The Senate Committee on Taxation was scheduled to meet again on Saturday to continue hammering out a revenue raising solution.
Meanwhile, the Assembly Committee on Taxation heard a plan last Thursday that now is being drafted into a bill that the group will likely vote on this week, according to committee Chairman David Parks (DClark County).
Both committees are considering modified versions of the governor's gross receipts tax and both are calling it the Unified Business Tax.
Both versions of the UBT allow companies the choice of paying the lesser of two taxes: a .25 percent tax on gross receipts or a 1 percent tax on gross profits.
The change is designed to give a break to high-volume, low-margin businesses that would be more affected by a straight tax on gross receipts.
The gross profits tax would be imposed on gross receipts minus costs of goods sold, and would be favored by businesses that spend 75 percent or more in costs of goods, according to Jeremy Aguero, principal analyst with Applied Analysis, in Las Vegas, and a member of the tax task force's technical committee.
Such businesses generally include grocery stores, auto dealers, and gas stations as well as other low-margin businesses.
The Senate and Assembly UBTs appear to differ, however, in terms of revenue thresholds and implementation.
The Senate version, introduced by Sen.
Randolph Townsend (R-Washoe County), would start in 2004 and the first $1 million in revenue would be exempt.
In 2005, the exemption would drop to $500,000.
That would enable the Department of Taxation to implement the tax earlier than expected because it would have to take on fewer new accounts to start.
The Senate UBT version also includes a credit for the business license tax that can be taken against the UBT.
The tax task force also suggested this, but the governor took it out of his bill because the Legislative Counsel Bureau said such a credit was likely unconstitutional, according to Michael Hillerby, the governor's deputy chief of staff, in early testimony on the plan.
The Assembly version of the UBT maintains the $450,000 revenue exemption proposed in the governor's bill.
The two versions of the UBT differ the most, though, in the reception they received.
The Democratic-dominated Assembly committee is in favor of the tax, with some exceptions, particularly Assemblyman Lynn Hettrick (RDouglas County) who said the UBT does not redress the shortcomings of the gross receipts tax.
The Senate committee is more divided on the tax, but will likely vote it down.
Assembly Speaker Richard Perkins (D-Clark County) and Assemblyman David Goldwater (D-Clark County) presented to the committee the Assembly taxation revenue plan that is now being drafted into a bill.
It includes an increase in the business license fee to $100 annually; an increase in the business license tax to $140 per full time equivalent employee annually; a graduated real property transfer tax with a $100,000 exemption; a 50 percent increase in Secretary of State fees; a 50 percent increase on the liquor tax; a 50 cent increase in the cigarette tax; an $80 and $140 increase in the restricted slot license fee; a .25 percent jump in each tier of the gaming license fee; a 2 percent commercial lease tax; a 10 percent live entertainment tax; and the UBT.

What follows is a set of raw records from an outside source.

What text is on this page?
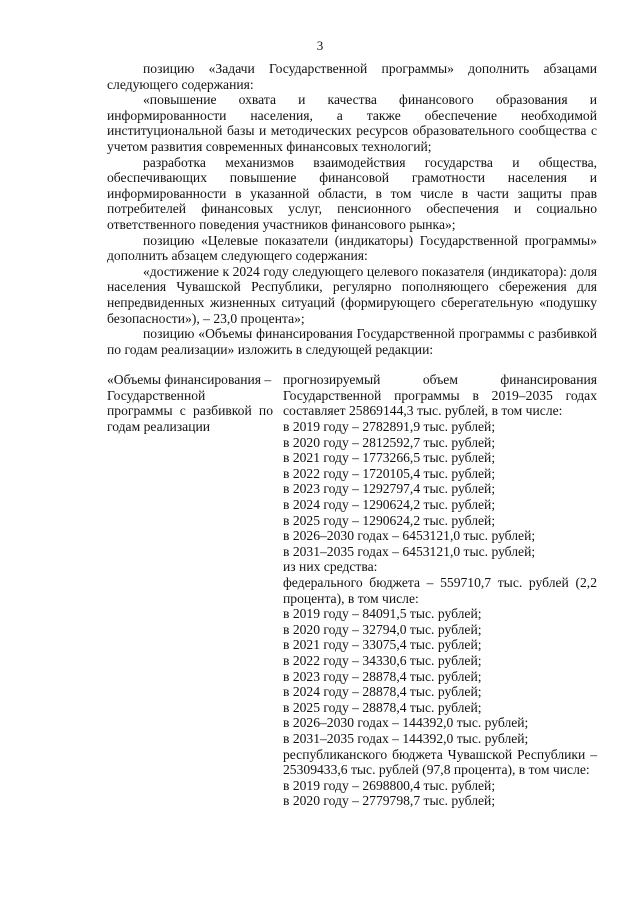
3

позицию «Задачи Государственной программы» дополнить абзацами следующего содержания:

«повышение охвата и качества финансового образования и информированности населения, а также обеспечение необходимой институциональной базы и методических ресурсов образовательного сообщества с учетом развития современных финансовых технологий;

разработка механизмов взаимодействия государства и общества, обеспечивающих повышение финансовой грамотности населения и информированности в указанной области, в том числе в части защиты прав потребителей финансовых услуг, пенсионного обеспечения и социально ответственного поведения участников финансового рынка»;

позицию «Целевые показатели (индикаторы) Государственной программы» дополнить абзацем следующего содержания:

«достижение к 2024 году следующего целевого показателя (индикатора): доля населения Чувашской Республики, регулярно пополняющего сбережения для непредвиденных жизненных ситуаций (формирующего сберегательную «подушку безопасности»), – 23,0 процента»;

позицию «Объемы финансирования Государственной программы с разбивкой по годам реализации» изложить в следующей редакции:

«Объемы финансирования –
Государственной программы с разбивкой по годам реализации
прогнозируемый объем финансирования Государственной программы в 2019–2035 годах составляет 25869144,3 тыс. рублей, в том числе:
в 2019 году – 2782891,9 тыс. рублей;
в 2020 году – 2812592,7 тыс. рублей;
в 2021 году – 1773266,5 тыс. рублей;
в 2022 году – 1720105,4 тыс. рублей;
в 2023 году – 1292797,4 тыс. рублей;
в 2024 году – 1290624,2 тыс. рублей;
в 2025 году – 1290624,2 тыс. рублей;
в 2026–2030 годах – 6453121,0 тыс. рублей;
в 2031–2035 годах – 6453121,0 тыс. рублей;
из них средства:
федерального бюджета – 559710,7 тыс. рублей (2,2 процента), в том числе:
в 2019 году – 84091,5 тыс. рублей;
в 2020 году – 32794,0 тыс. рублей;
в 2021 году – 33075,4 тыс. рублей;
в 2022 году – 34330,6 тыс. рублей;
в 2023 году – 28878,4 тыс. рублей;
в 2024 году – 28878,4 тыс. рублей;
в 2025 году – 28878,4 тыс. рублей;
в 2026–2030 годах – 144392,0 тыс. рублей;
в 2031–2035 годах – 144392,0 тыс. рублей;
республиканского бюджета Чувашской Республики – 25309433,6 тыс. рублей (97,8 процента), в том числе:
в 2019 году – 2698800,4 тыс. рублей;
в 2020 году – 2779798,7 тыс. рублей;
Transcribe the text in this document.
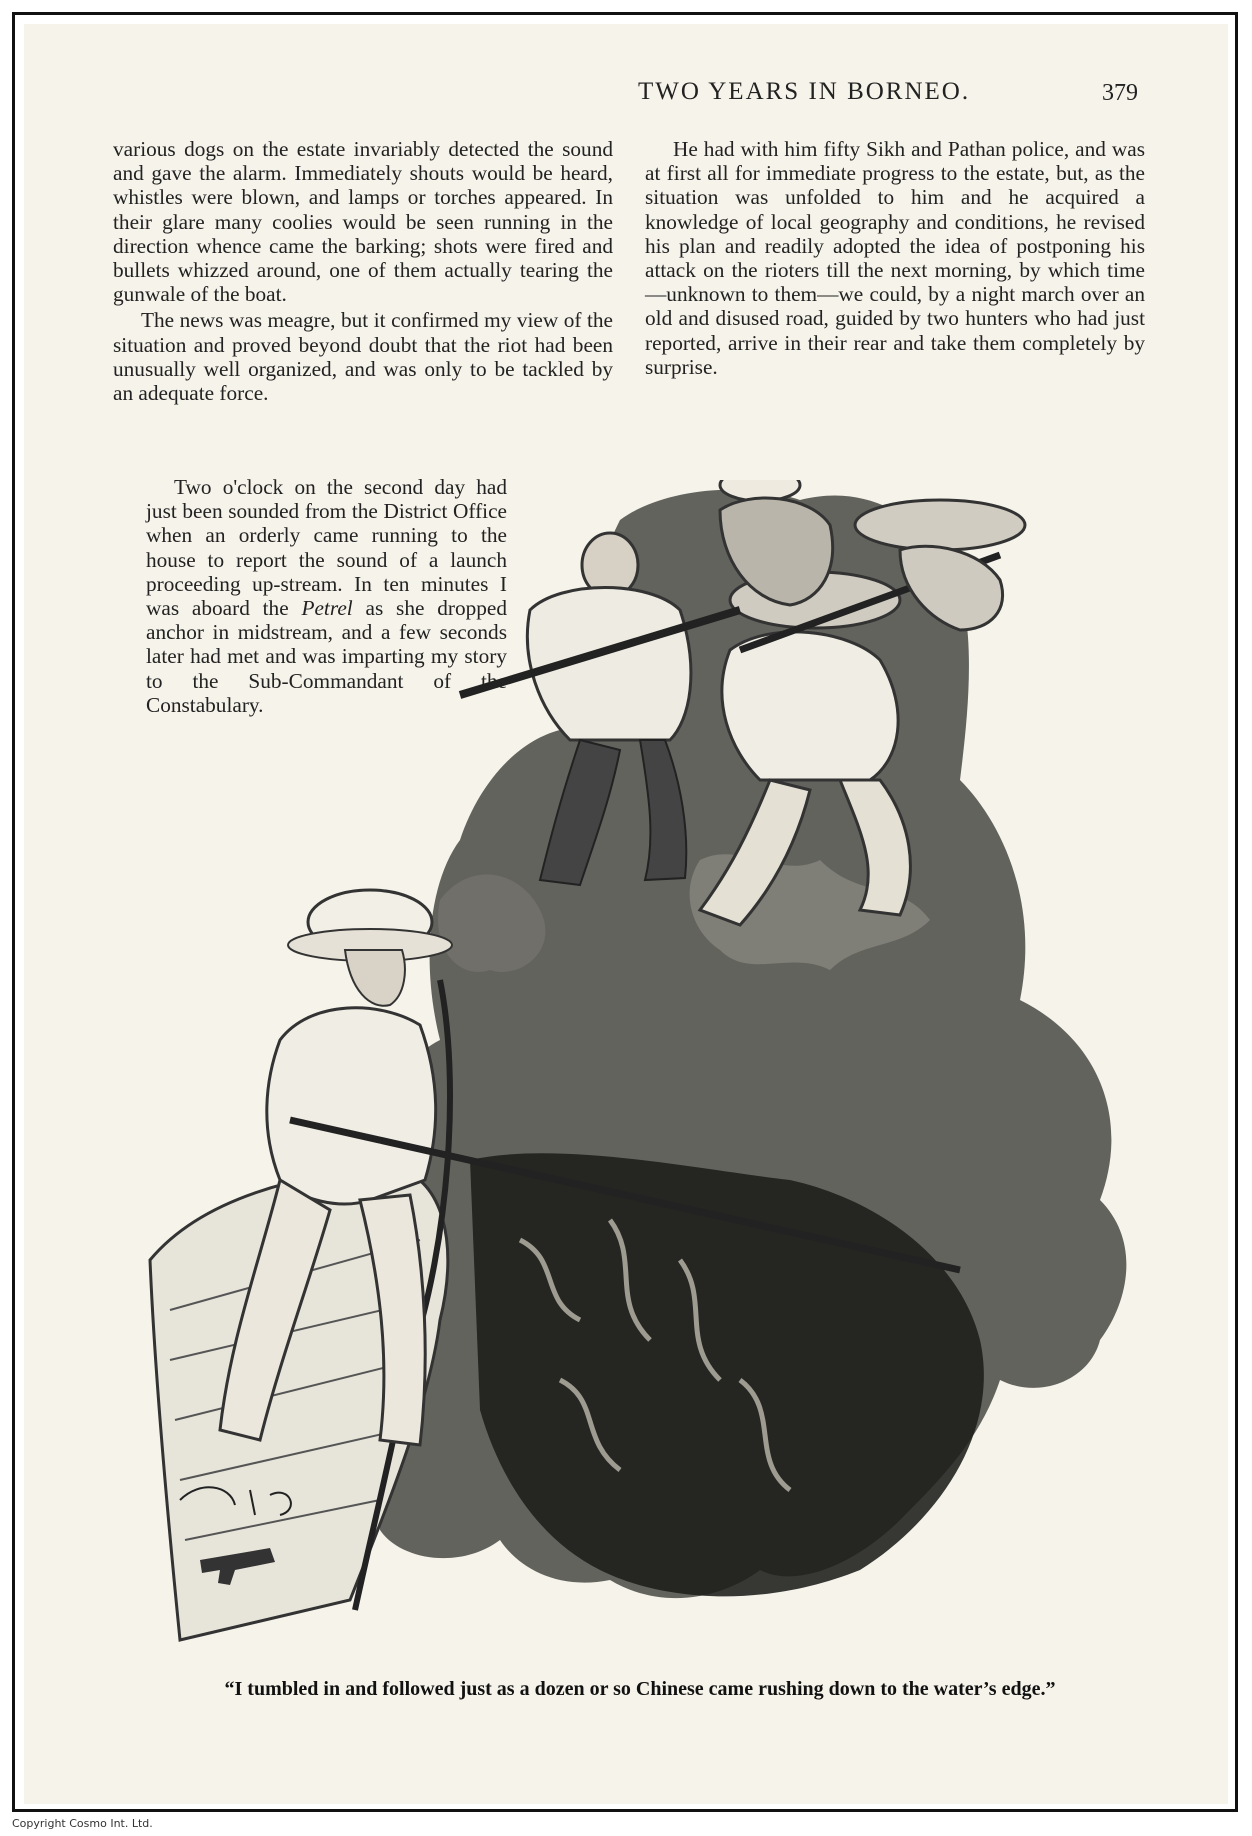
TWO YEARS IN BORNEO.	379

various dogs on the estate invariably detected the sound and gave the alarm. Immediately shouts would be heard, whistles were blown, and lamps or torches appeared. In their glare many coolies would be seen running in the direction whence came the barking; shots were fired and bullets whizzed around, one of them actually tearing the gunwale of the boat.

The news was meagre, but it confirmed my view of the situation and proved beyond doubt that the riot had been unusually well organized, and was only to be tackled by an adequate force.

Two o'clock on the second day had just been sounded from the District Office when an orderly came running to the house to report the sound of a launch proceeding up-stream. In ten minutes I was aboard the Petrel as she dropped anchor in midstream, and a few seconds later had met and was imparting my story to the Sub-Commandant of the Constabulary.

He had with him fifty Sikh and Pathan police, and was at first all for immediate progress to the estate, but, as the situation was unfolded to him and he acquired a knowledge of local geography and conditions, he revised his plan and readily adopted the idea of postponing his attack on the rioters till the next morning, by which time—unknown to them—we could, by a night march over an old and disused road, guided by two hunters who had just reported, arrive in their rear and take them completely by surprise.

“I tumbled in and followed just as a dozen or so Chinese came rushing down to the water’s edge.”
Copyright Cosmo Int. Ltd.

That plan would raise $447 million in 2004 and another $525.4 million in 2005.
In an earlier meeting, the Senate committee passed motions on a handful of taxes that would raise about $730 million in the biennium.
They include reductions in the cigarette, liquor and retailer tax collection allowances; a business license fee; an increase in the business license tax to $200 for 2004, reduced to $140 starting in 2005; a 33 cent increase in the property tax rate; a 35 cent boost to the cigarette tax; a doubling of the liquor tax; a new gaming tax tier for revenue over $1 million at 6.75 percent; a $2.25 per $500 real estate transfer tax with the first $200,000 exempted; a 33 percent increase in the restricted slot license fees; an increase in the Secretary of State fees; and, starting in 2005, a 1 percent tax on services, excluding such services as new housing construction, healthcare services and child care services.
On Saturday, the committee was expected to further consider proposals from Sen.
Townsend that in some ways mirrored taxes in the Assembly plan.